Entscheidungsstichwort (Thema)
Nachforderungszinsen
Leitsatz (NV)
Der Grundsatz von Treu und Glauben steht einer Festsetzung von Nachforderungszinsen gemäß § 233 a AO 1977 regelmäßig auch dann nicht entgegen, wenn der Veranlagungsbeamte die Bearbeitung der Steuer erklärung schuldhaft verzögert.
Normenkette
AO 1977 § 233a; BGB § 242
Gründe
Die Beschwerde ist unbegründet.
1. Die von der Klägerin und Beschwerdeführerin (Klägerin) gerügte Abweichung der angefochtenen Entscheidung des Finanzgerichts (FG) von Entscheidungen des Bundesfinanzhofs -- BFH -- (§ 115 Abs. 2 Nr. 2 der Finanzgerichtsordnung -- FGO --) liegt nicht vor.

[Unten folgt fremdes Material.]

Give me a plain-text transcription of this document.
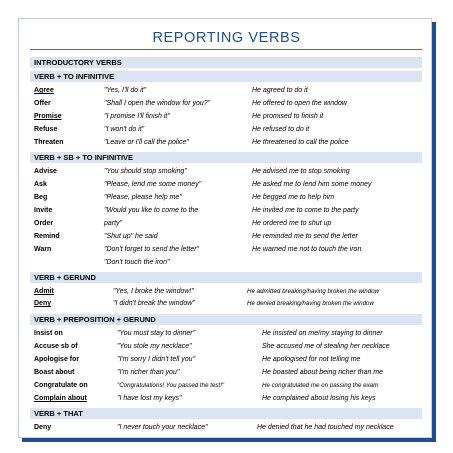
REPORTING VERBS
INTRODUCTORY VERBS
VERB + TO INFINITIVE
Agree	"Yes, I'll do it"	He agreed to do it
Offer	"Shall I open the window for you?"	He offered to open the window
Promise	"I promise I'll finish it"	He promised to finish it
Refuse	"I won't do it"	He refused to do it
Threaten	"Leave or I'll call the police"	He threatened to call the police
VERB + SB + TO INFINITIVE
Advise	"You should stop smoking"	He advised me to stop smoking
Ask	"Please, lend me some money"	He asked me to lend him some money
Beg	"Please, please help me"	He begged me to help him
Invite	"Would you like to come to the	He invited me to come to the party
Order	party"	He ordered me to shut up
Remind	"Shut up" he said	He reminded me to send the letter
Warn	"Don't forget to send the letter"	He warned me not to touch the iron
"Don't touch the iron"
VERB + GERUND
Admit	"Yes, I broke the window!"	He admitted breaking/having broken the window
Deny	"I didn't break the window"	He denied breaking/having broken the window
VERB + PREPOSITION + GERUND
Insist on	"You must stay to dinner"	He insisted on me/my staying to dinner
Accuse sb of	"You stole my necklace"	She accused me of stealing her necklace
Apologise for	"I'm sorry I didn't tell you"	He apologised for not telling me
Boast about	"I'm richer than you"	He boasted about being richer than me
Congratulate on	"Congratulations! You passed the test!"	He congratulated me on passing the exam
Complain about	"I have lost my keys"	He complained about losing his keys
VERB + THAT
Deny	"I never touch your necklace"	He denied that he had touched my necklace
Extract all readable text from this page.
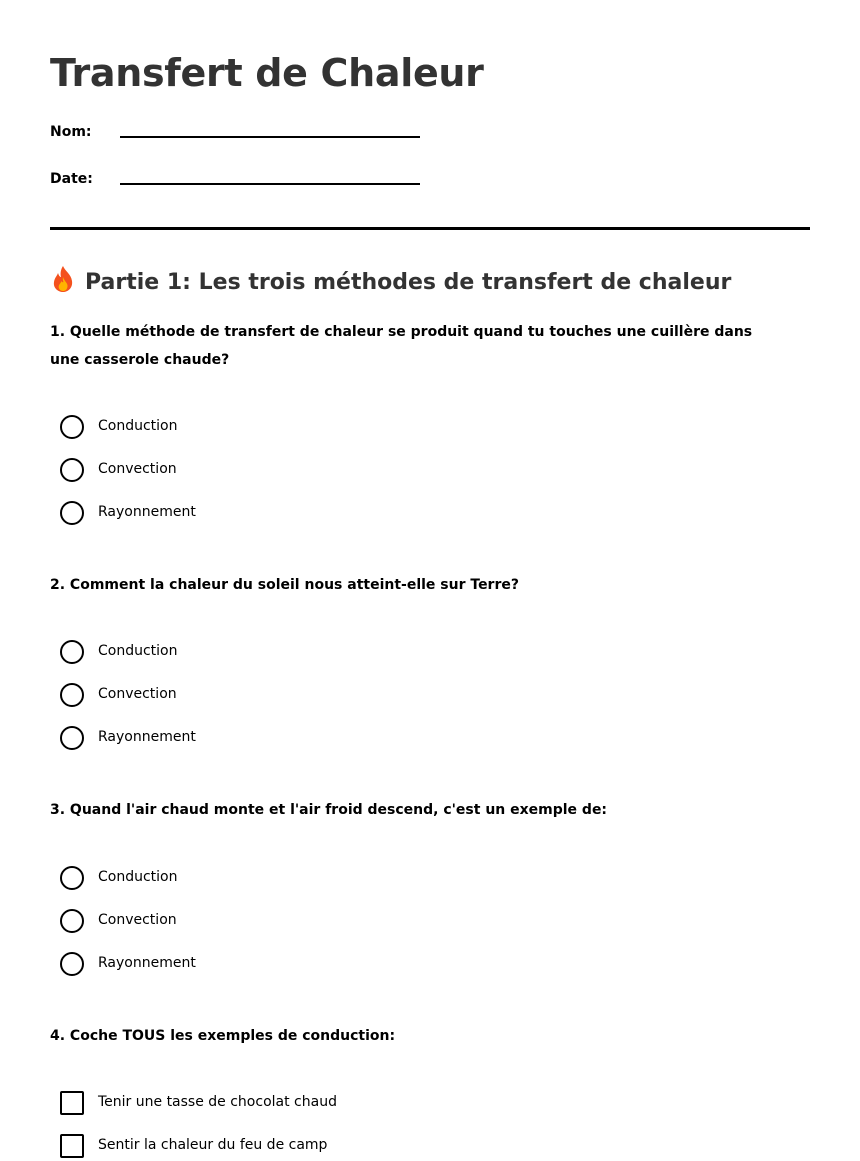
Transfert de Chaleur
Nom:
Date:
Partie 1: Les trois méthodes de transfert de chaleur

1. Quelle méthode de transfert de chaleur se produit quand tu touches une cuillère dans une casserole chaude?

Conduction
Convection
Rayonnement

2. Comment la chaleur du soleil nous atteint-elle sur Terre?

Conduction
Convection
Rayonnement

3. Quand l'air chaud monte et l'air froid descend, c'est un exemple de:

Conduction
Convection
Rayonnement

4. Coche TOUS les exemples de conduction:

Tenir une tasse de chocolat chaud
Sentir la chaleur du feu de camp
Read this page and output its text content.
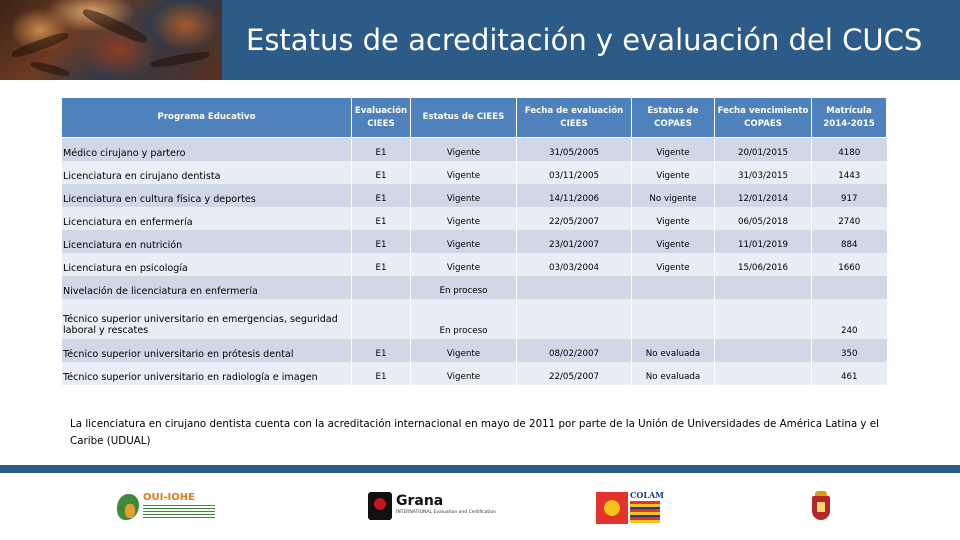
Estatus de acreditación y evaluación del CUCS
Programa Educativo	Evaluación CIEES	Estatus de CIEES	Fecha de evaluación CIEES	Estatus de COPAES	Fecha vencimiento COPAES	Matrícula 2014-2015
Médico cirujano y partero	E1	Vigente	31/05/2005	Vigente	20/01/2015	4180
Licenciatura en cirujano dentista	E1	Vigente	03/11/2005	Vigente	31/03/2015	1443
Licenciatura en cultura física y deportes	E1	Vigente	14/11/2006	No vigente	12/01/2014	917
Licenciatura en enfermería	E1	Vigente	22/05/2007	Vigente	06/05/2018	2740
Licenciatura en nutrición	E1	Vigente	23/01/2007	Vigente	11/01/2019	884
Licenciatura en psicología	E1	Vigente	03/03/2004	Vigente	15/06/2016	1660
Nivelación de licenciatura en enfermería		En proceso				
Técnico superior universitario en emergencias, seguridad laboral y rescates		En proceso				240
Técnico superior universitario en prótesis dental	E1	Vigente	08/02/2007	No evaluada		350
Técnico superior universitario en radiología e imagen	E1	Vigente	22/05/2007	No evaluada		461
La licenciatura en cirujano dentista cuenta con la acreditación internacional en mayo de 2011 por parte de la Unión de Universidades de América Latina y el Caribe (UDUAL)
OUI-IOHE	Grana
INTERNATIONAL Evaluation and Certification
COLAM
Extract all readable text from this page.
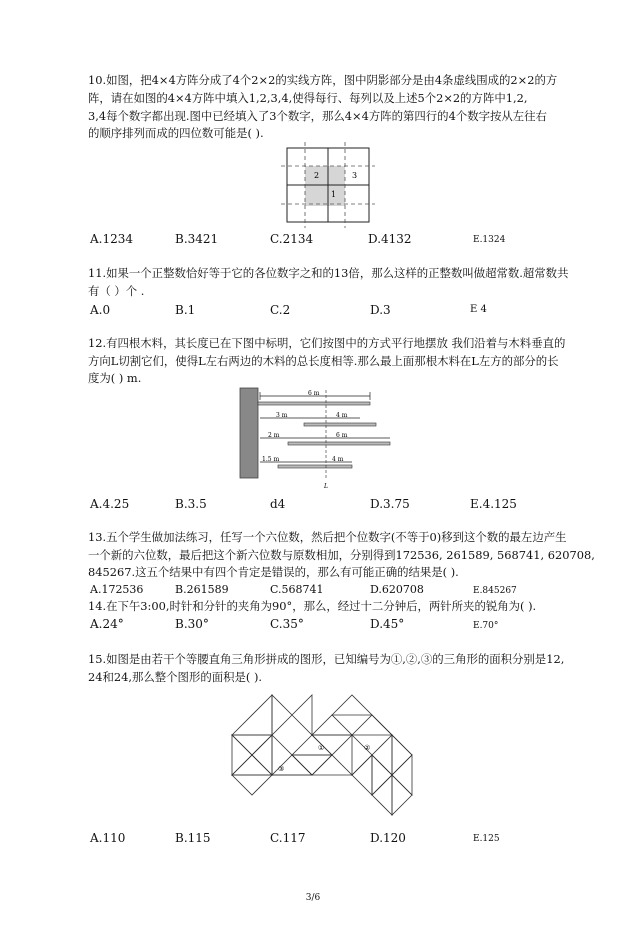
10.如图，把4×4方阵分成了4个2×2的实线方阵，图中阴影部分是由4条虚线围成的2×2的方
阵，请在如图的4×4方阵中填入1,2,3,4,使得每行、每列以及上述5个2×2的方阵中1,2,
3,4每个数字都出现.图中已经填入了3个数字，那么4×4方阵的第四行的4个数字按从左往右
的顺序排列而成的四位数可能是( ).
2	3
1
A.1234	B.3421	C.2134	D.4132	E.1324
11.如果一个正整数恰好等于它的各位数字之和的13倍，那么这样的正整数叫做超常数.超常数共
有（ ）个 .
A.0	B.1	C.2	D.3	E 4
12.有四根木料，其长度已在下图中标明，它们按图中的方式平行地摆放 我们沿着与木料垂直的
方向L切割它们，使得L左右两边的木料的总长度相等.那么最上面那根木料在L左方的部分的长
度为( ) m.
6 m
3 m	4 m
2 m	6 m
1.5 m	4 m
L
A.4.25	B.3.5	d4	D.3.75	E.4.125
13.五个学生做加法练习，任写一个六位数，然后把个位数字(不等于0)移到这个数的最左边产生
一个新的六位数，最后把这个新六位数与原数相加，分别得到172536, 261589, 568741, 620708,
845267.这五个结果中有四个肯定是错误的，那么有可能正确的结果是( ).
A.172536	B.261589	C.568741	D.620708	E.845267
14.在下午3:00,时针和分针的夹角为90°，那么，经过十二分钟后，两针所夹的锐角为( ).
A.24°	B.30°	C.35°	D.45°	E.70°
15.如图是由若干个等腰直角三角形拼成的图形，已知编号为①,②,③的三角形的面积分别是12,
24和24,那么整个图形的面积是( ).
①	②
③
A.110	B.115	C.117	D.120	E.125
3/6
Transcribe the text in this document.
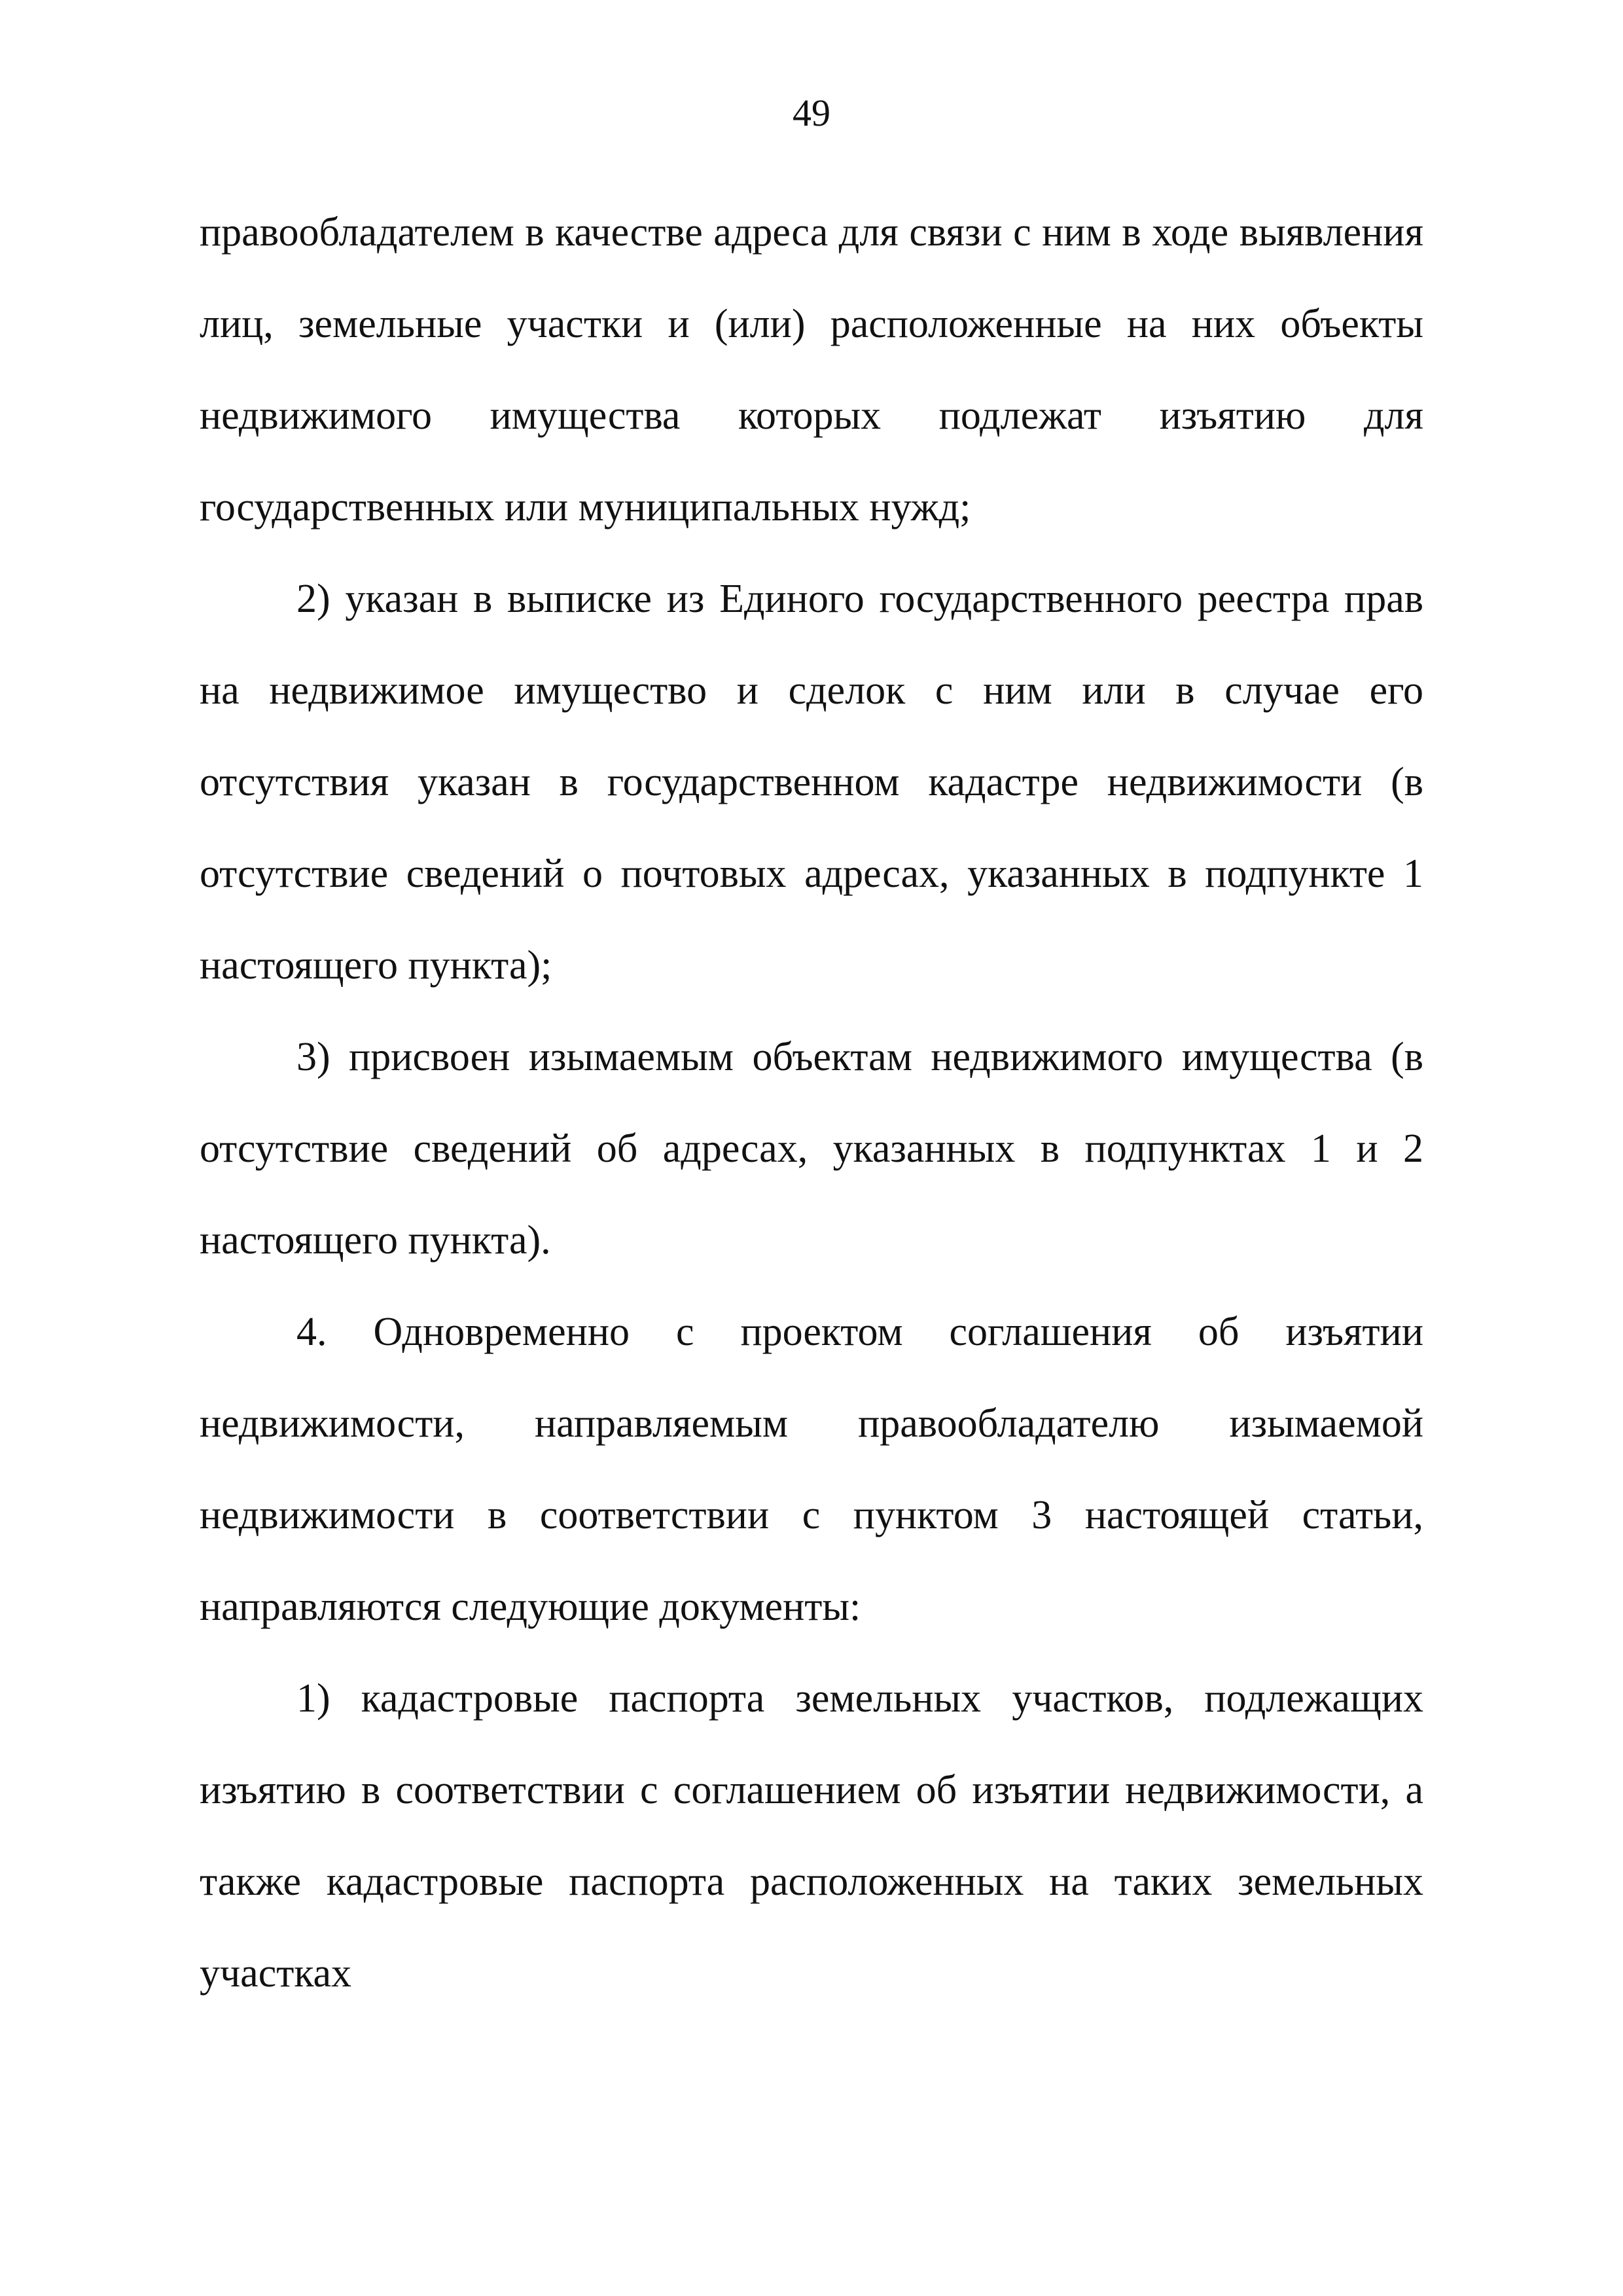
49

правообладателем в качестве адреса для связи с ним в ходе выявления лиц, земельные участки и (или) расположенные на них объекты недвижимого имущества которых подлежат изъятию для государственных или муниципальных нужд;

2) указан в выписке из Единого государственного реестра прав на недвижимое имущество и сделок с ним или в случае его отсутствия указан в государственном кадастре недвижимости (в отсутствие сведений о почтовых адресах, указанных в подпункте 1 настоящего пункта);

3) присвоен изымаемым объектам недвижимого имущества (в отсутствие сведений об адресах, указанных в подпунктах 1 и 2 настоящего пункта).

4. Одновременно с проектом соглашения об изъятии недвижимости, направляемым правообладателю изымаемой недвижимости в соответствии с пунктом 3 настоящей статьи, направляются следующие документы:

1) кадастровые паспорта земельных участков, подлежащих изъятию в соответствии с соглашением об изъятии недвижимости, а также кадастровые паспорта расположенных на таких земельных участках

a) Der erkennende Senat hat im Urteil vom 8. September 1993 I R 30/93 (BFHE 172, 304, BStBl II 1994, 81) u. a. entschieden, daß das Finanzamt grundsätzlich verpflichtet sei, die nach dem Gesetz entstandenen Steuer- und Zinsansprüche geltend zu machen. Ausnahmsweise könne es nur nach dem allgemein gültigen Grundsatz von Treu und Glauben (§ 242 des Bürgerlichen Gesetzbuches) an der Geltendmachung und Durchsetzung entstandener Ansprüche gehindert sein. Welche Anforderungen der Grundsatz von Treu und Glauben an die Beteiligten eines Steuerrechtsverhältnisses stelle, sei jeweils anhand der Umstände des Einzelfalles zu entscheiden. Dabei könne dahinstehen, ob der Grundsatz von Treu und Glauben der Festsetzung von Nachforderungszinsen entgegensteht (oder ob diese Zinsen wegen sachlicher Unbilligkeit zu erlassen sind), wenn der Steuerpflichtige -- entgegen der § 233 a der Abgabenordnung (AO 1977) zugrundeliegenden Annahme -- die für die Nachzahlung benötigten Mittel unverzinslich oder mit einem Zinssatz unter 6 v. H. angelegt hat und ein schuldhaftes Verhalten von Bediensteten der Finanzbehörde oder Organisationsmängel durch unzureichende personelle Ausstattung der Veranlagungsstellen zu einer übermäßig langen Bearbeitungszeit und damit zu Nachforderungszinsen führen. Diese Frage ist vom X. Senat des BFH im Urteil vom 20. September 1995 X R 86/94 (BFHE 178, 555, BStBl II 1996, 53) und vom 5. Juni 1996 X R 234/93 (BFHE 180, 240, BStBl II 1996, 503) aufgegriffen worden, ebenfalls ohne sie zu entscheiden.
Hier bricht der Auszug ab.